Chromosomal microarray (CMA) is a powerful cytogenomic tool for detecting subtle gains of DNA as small as 400 kb and losses of DNA as small as 200kb. CMA can detect abnormalities in known microdeletion and microduplication syndrome regions, as well as submicroscopic abnormalities that may be missed by standard and high resolution chromosome analysis.
Features of the 180K CMA
- High resolution array containing 180,000 oligonucleotide features
- Follows the International Standard Cytogenomic Arrays (ISCA) consortium guidelines for chip design
- Features are spaced ~16 kb along the backbone of the genome
- Increased coverage in disease regions
- Targeted coverage of 500+ OMIM disease genes, microdeletion/microduplication syndrome regions, and subtelomeres
- Abnormalities detected at a resolution of 100-200 kb
- Two different software platforms available for analysis to increase overall accuracy and for quality control
- All autism referrals cross-referenced with current autism databases for the most up-to-date copy number associations
- Confirmation studies performed on abnormal cases
- Colorado Genetics Laboratory recommends parental testing be considered when a genomic imbalance is detected by chromosomal microarray. If parental testing will help clarify the clinical significance of the imbalance, it will be offered at no charge. Otherwise, parental testing is available as a separate test for an additional charge.

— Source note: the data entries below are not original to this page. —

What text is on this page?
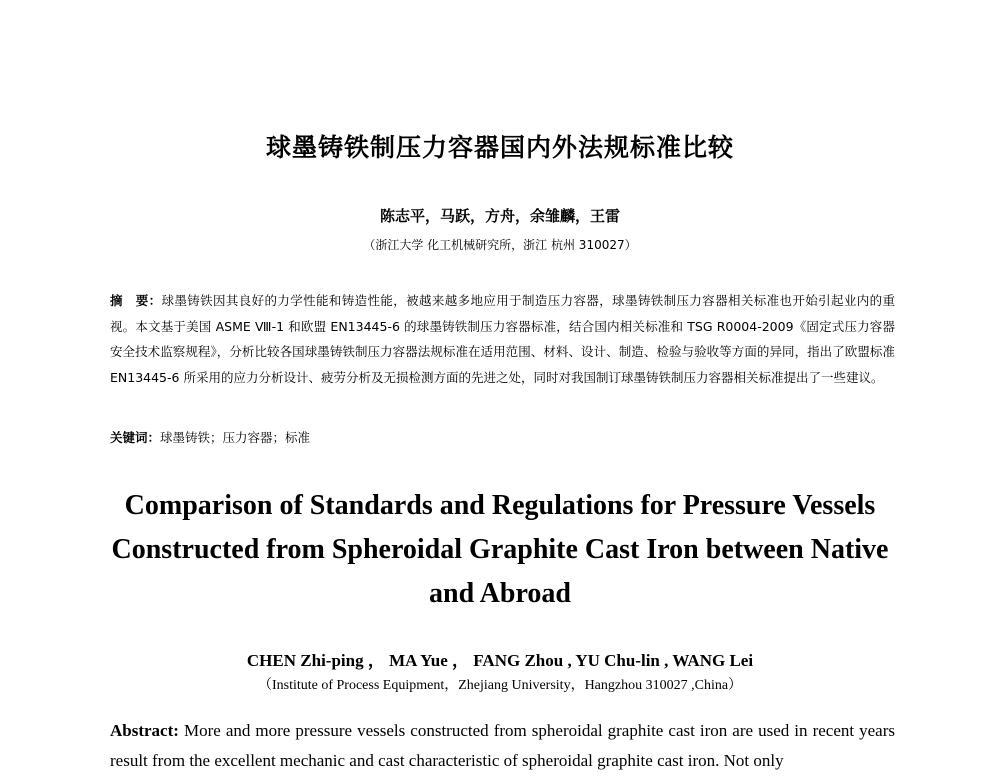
球墨铸铁制压力容器国内外法规标准比较
陈志平，马跃，方舟，余雏麟，王雷
（浙江大学 化工机械研究所，浙江 杭州 310027）
摘　要：球墨铸铁因其良好的力学性能和铸造性能，被越来越多地应用于制造压力容器，球墨铸铁制压力容器相关标准也开始引起业内的重视。本文基于美国 ASME Ⅷ-1 和欧盟 EN13445-6 的球墨铸铁制压力容器标准，结合国内相关标准和 TSG R0004-2009《固定式压力容器安全技术监察规程》，分析比较各国球墨铸铁制压力容器法规标准在适用范围、材料、设计、制造、检验与验收等方面的异同，指出了欧盟标准 EN13445-6 所采用的应力分析设计、疲劳分析及无损检测方面的先进之处，同时对我国制订球墨铸铁制压力容器相关标准提出了一些建议。
关键词：球墨铸铁；压力容器；标准
Comparison of Standards and Regulations for Pressure Vessels
Constructed from Spheroidal Graphite Cast Iron between Native
and Abroad
CHEN Zhi-ping ， MA Yue ， FANG Zhou , YU Chu-lin , WANG Lei
（Institute of Process Equipment，Zhejiang University，Hangzhou 310027 ,China）
Abstract: More and more pressure vessels constructed from spheroidal graphite cast iron are used in recent years result from the excellent mechanic and cast characteristic of spheroidal graphite cast iron. Not only
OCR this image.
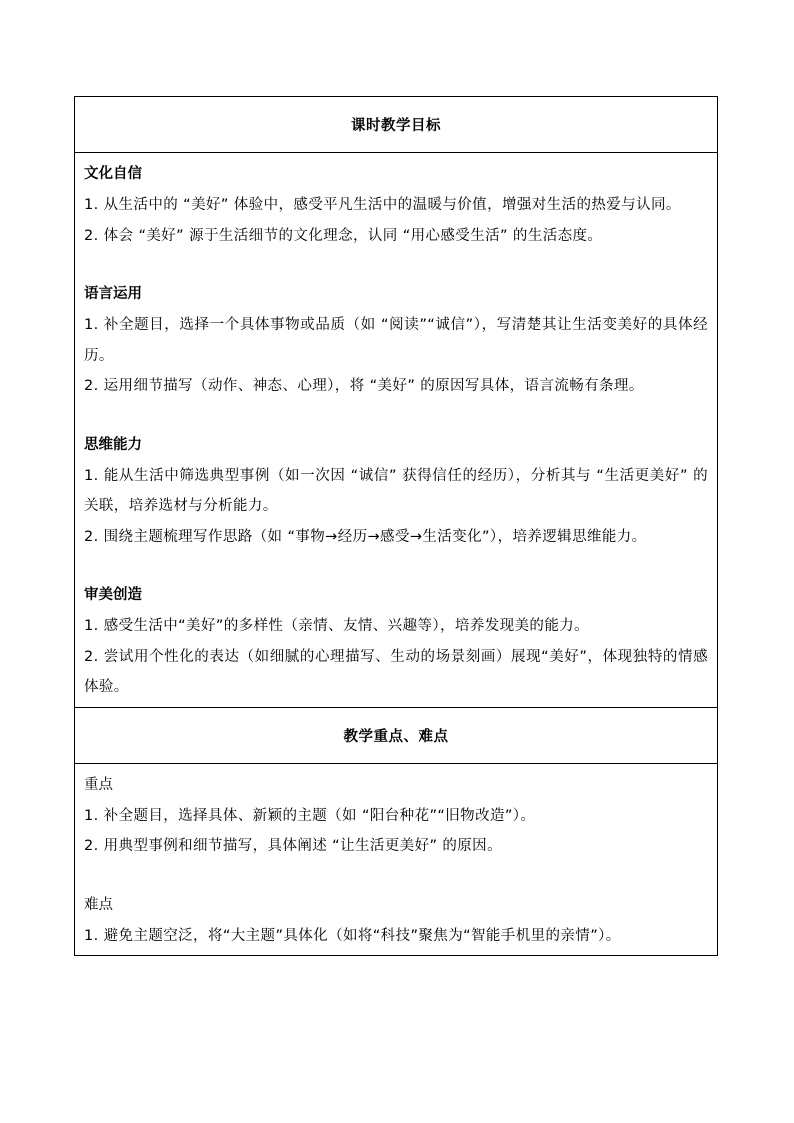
课时教学目标
文化自信
1. 从生活中的 “美好” 体验中，感受平凡生活中的温暖与价值，增强对生活的热爱与认同。
2. 体会 “美好” 源于生活细节的文化理念，认同 “用心感受生活” 的生活态度。
语言运用
1. 补全题目，选择一个具体事物或品质（如 “阅读”“诚信”），写清楚其让生活变美好的具体经历。
2. 运用细节描写（动作、神态、心理），将 “美好” 的原因写具体，语言流畅有条理。
思维能力
1. 能从生活中筛选典型事例（如一次因 “诚信” 获得信任的经历），分析其与 “生活更美好” 的关联，培养选材与分析能力。
2. 围绕主题梳理写作思路（如 “事物→经历→感受→生活变化”），培养逻辑思维能力。
审美创造
1. 感受生活中“美好”的多样性（亲情、友情、兴趣等），培养发现美的能力。
2. 尝试用个性化的表达（如细腻的心理描写、生动的场景刻画）展现“美好”，体现独特的情感体验。
教学重点、难点
重点
1. 补全题目，选择具体、新颖的主题（如 “阳台种花”“旧物改造”）。
2. 用典型事例和细节描写，具体阐述 “让生活更美好” 的原因。
难点
1. 避免主题空泛，将“大主题”具体化（如将“科技”聚焦为“智能手机里的亲情”）。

A recently published consensus statement by International Standards for Cytogenomic Arrays Consortium recommends CMA should be the first tier test for individuals with developmental disabilities, intellectual disabilities, autism spectrum disorders, or multiple congenital anomalies. CMA testing is also indicated for individuals with seizures and other developmental problems for which a genomic basis is suspected.
CMA involves extraction of the patient's DNA from peripheral blood white cells, labeling of the DNA, and hybridization to the CytoChip oligo microarray. A laser scanner detects the signal from the CMA slide, and interprets gains and losses relative to a normal control DNA using BlueFuse software. The CMA assay performs a comparison between the patient and control to confirm any gains or losses. Finally, fluorescence in situ hybridization analysis is performed, if necessary, to confirm the abnormality detected.
CMA will not detect balanced rearrangements (i.e., inversions, translocations) or very low level mosaicism. It will also not detect single gene mutations or single nucleotide mutations/polymorphisms. Abnormalities that are smaller than the resolution of the array also may not be detected.
If clinically relevant, common aneuploidies, such as Down syndrome or Trisomy 18, should be ruled out by chromosome analysis or fluorescence in situ hybridization before CMA testing is pursued.
- Submit peripheral blood in two tubes: a minimum of 2 ml in an EDTA purple top tube and a minimum of 3 ml in a sodium heparin green top tube.
- When 5 ml of peripheral blood cannot be obtained (e.g., in babies), 3 ml peripheral blood in a sodium heparin, green top tube alone is acceptable.
- Label specimen tubes with patient's name and a second identifier.
- Hold specimen at room temperature and transport to the Colorado Genetics Laboratory as soon as possible.
- Submit 3-4 mm2 skin biopsy sample. Collect asceptically in sterile, plastic, screw-top tube filled with sterile transport media.
- Label specimen tube(s) with patient's name and a second identifier.
- Hold specimen at room temperature and transport to the Colorado Genetics Laboratory as soon as possible. Refrigerate specimen if held overnight.
Samples must be accompanied by a completed Test Request Form. Indicate chromosomal microarray testing, and include all pertinent medical and family history and/or a completed Pediatric/Adult Chromosomal Microarray Clinical Information Form.
Manning M, et al., Array based Technology and Recommendations for Utilization in Medical Genetics Practice for Detection of Chromosomal Abnormalities. Genetics in Medicine 12:11:742-745, 2010.